An eight-speed automatic is standard on the Volkswagen Arteon, for better acceleration and lower engine speed on the highway. Only a seven-speed automatic is available for the A-Class.
For better stopping power the Arteon’s brake rotors are larger than those on the A-Class:
For better traction, the Arteon has larger tires than the A-Class (245/45R18 vs. 205/55R17).
The Arteon’s standard tires provide better handling because they have a lower 45 series profile (height to width ratio) that provides a stiffer sidewall than the A-Class’ standard 55 series tires. The Arteon’s optional tires have a lower 40 series profile than the A-Class’ 55 series tires.
For better ride, handling and brake cooling the Arteon has standard 18-inch wheels. Smaller 17-inch wheels are standard on the A-Class. The Arteon’s optional 20-inch wheels are larger than the 19-inch wheels optional on the A-Class.
The Arteon has a standard space-saver spare tire so you can replace a flat tire and drive to have the flat repaired or replaced. A spare tire isn’t available on the A-Class; it requires you to depend on its run-flat tires, which limits mileage and speed before they are repaired. If a run-flat is damaged beyond repair by a road hazard your vehicle will have to be towed.
For a smoother ride and more stable handling, the Arteon’s wheelbase is 4.5 inches longer than on the A-Class (111.9 inches vs. 107.4 inches).
For better handling and stability, the track (width between the wheels) on the Arteon is .8 inches wider in the front and 1.2 inches wider in the rear than on the A-Class.
Because it has more passenger and cargo room, the EPA rates the Arteon a Large car, while the A-Class is rated a Compact.
The Arteon has 3.2 cubic feet more passenger volume than the A-Class (96.2 vs. 93).
The Arteon has 1.4 inches more front shoulder room, 6.3 inches more rear legroom and .7 inches more rear shoulder room than the A-Class.

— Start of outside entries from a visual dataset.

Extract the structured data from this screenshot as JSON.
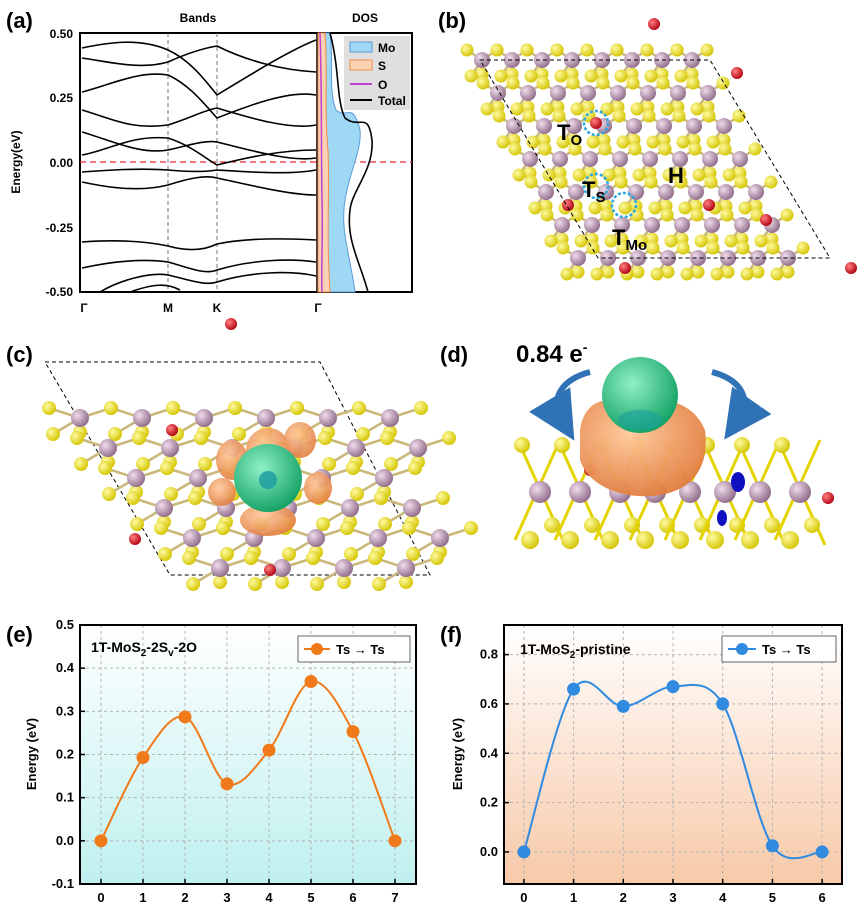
{
  "panel_labels": [
    "(a)",
    "(b)",
    "(c)",
    "(d)",
    "(e)",
    "(f)"
  ],
  "panel_a": {
    "bands_title": "Bands",
    "dos_title": "DOS",
    "ylabel": "Energy(eV)",
    "yticks": [
      "0.50",
      "0.25",
      "0.00",
      "-0.25",
      "-0.50"
    ],
    "kpoints": [
      "Γ",
      "M",
      "K",
      "Γ"
    ],
    "legend": [
      "Mo",
      "S",
      "O",
      "Total"
    ],
    "colors": {
      "mo": "#5b9bd5",
      "mo_fill": "#9fd8f5",
      "s": "#f28c4a",
      "s_fill": "#fbd3b4",
      "o": "#c040d0",
      "total": "#000000",
      "fermi": "#e8262a"
    }
  },
  "panel_b": {
    "site_labels": {
      "t_o": "T",
      "t_o_sub": "O",
      "t_s": "T",
      "t_s_sub": "S",
      "h": "H",
      "t_mo": "T",
      "t_mo_sub": "Mo"
    },
    "colors": {
      "mo_atom": "#b08aa8",
      "s_atom": "#f4e61a",
      "o_atom": "#e0191f",
      "marker": "#2aa8e0"
    }
  },
  "panel_d": {
    "charge_label": "0.84 e",
    "charge_sup": "-",
    "colors": {
      "accumulation": "#27c27a",
      "depletion": "#f2955a",
      "arrow": "#2f72b5"
    }
  },
  "chart_data": [
    {
      "type": "line",
      "panel": "e",
      "title_parts": [
        "1T-MoS",
        "2",
        "-2S",
        "v",
        "-2O"
      ],
      "legend": "Ts → Ts",
      "xlabel": "",
      "ylabel": "Energy (eV)",
      "x": [
        0,
        1,
        2,
        3,
        4,
        5,
        6,
        7
      ],
      "y": [
        0.0,
        0.193,
        0.287,
        0.132,
        0.21,
        0.369,
        0.253,
        0.0
      ],
      "xlim": [
        -0.5,
        7.5
      ],
      "ylim": [
        -0.1,
        0.5
      ],
      "yticks": [
        "-0.1",
        "0.0",
        "0.1",
        "0.2",
        "0.3",
        "0.4",
        "0.5"
      ],
      "xticks": [
        "0",
        "1",
        "2",
        "3",
        "4",
        "5",
        "6",
        "7"
      ],
      "color": "#f07a1a",
      "grid": true,
      "legend_position": "top-right"
    },
    {
      "type": "line",
      "panel": "f",
      "title_parts": [
        "1T-MoS",
        "2",
        "-pristine"
      ],
      "legend": "Ts → Ts",
      "xlabel": "",
      "ylabel": "Energy (eV)",
      "x": [
        0,
        1,
        2,
        3,
        4,
        5,
        6
      ],
      "y": [
        0.0,
        0.66,
        0.59,
        0.67,
        0.6,
        0.025,
        0.0
      ],
      "xlim": [
        -0.4,
        6.4
      ],
      "ylim": [
        -0.13,
        0.92
      ],
      "yticks": [
        "0.0",
        "0.2",
        "0.4",
        "0.6",
        "0.8"
      ],
      "xticks": [
        "0",
        "1",
        "2",
        "3",
        "4",
        "5",
        "6"
      ],
      "color": "#2f8ae0",
      "grid": true,
      "legend_position": "top-right"
    }
  ]
}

The Arteon has a much larger trunk than the A-Class (27.2 vs. 8.6 cubic feet).
To make loading and unloading groceries and cargo easier, especially for short adults, the Arteon SEL Premium has a standard power liftgate, which opens and closes automatically by pressing a button or just by kicking your foot under the back bumper, completely leaving your hands free. The A-Class doesn’t offer a power trunk, so its trunk has to be closed manually.
To shield the driver and front passenger’s vision over a larger portion of the windshield and side windows, the Arteon has standard extendable sun visors. The A-Class doesn’t offer extendable visors.
The Arteon has standard heated front seats. Heated front seats cost extra on the A-Class. The Arteon SEL Premium also has standard heated rear seats to keep those passengers extremely comfortable in the winter. Heated rear seats aren’t available in the A-Class.